Improvvisamente la valle si restringe. Pare che si chiuda. Si ha l’impressione che non esista un’uscita, che le montagne si siano avanzate a barrare il passo. Non si scorge al primo momento un’angusta gola che s’apre alla destra, una specie di fenditura fra scogli a picco, larga una quarantina di metri, un vero corridoio fra pareti di roccia. Avevamo percorso un paese tetro; in quel punto entravamo nell’orrido.
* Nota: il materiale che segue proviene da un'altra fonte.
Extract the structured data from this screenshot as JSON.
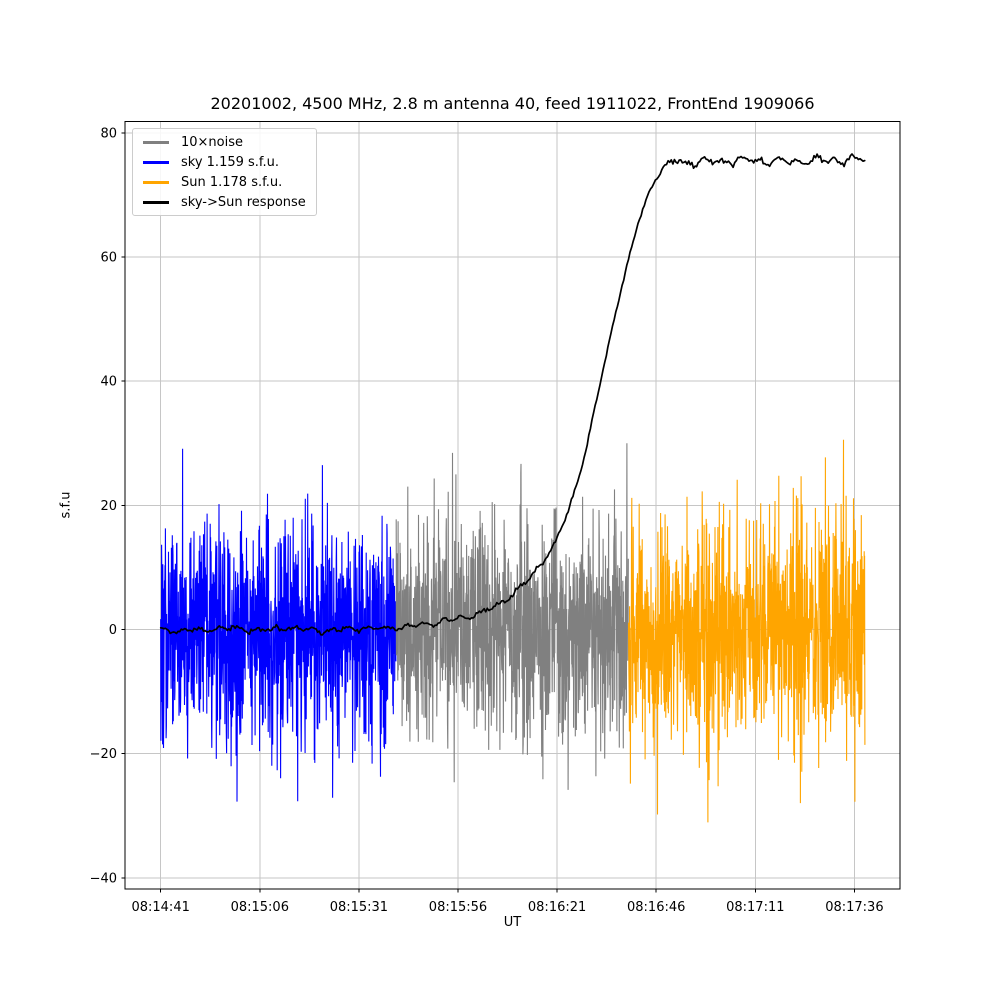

Da epoche immemorabili gli uomini debbono aver avuto paura di quel paesaggio, poichè lo hanno considerato sacro. È sacro, forse perchè la gente passò sempre di lì con la preghiera sul labbro: quel luogo invita alle invocazioni. La montagna è già per se stessa un mistero alle menti semplici, è uno slanciarsi della terra verso il cielo; le grandi vette sono in contatto con la divinità. In quel punto, in mezzo ai monti, si apre una porta. Tutte le stirpi che l’hanno varcata vi debbono aver riconosciuto il segno di una volontà suprema, un’opera divina creata per ragioni imperscrutabili, e perciò terribili. Quegl’immani stipiti di basalto dovevano significare alle fantasie l’imposizione di un limite. Al di là v’era qualche cosa alla quale bisognava prostrarsi.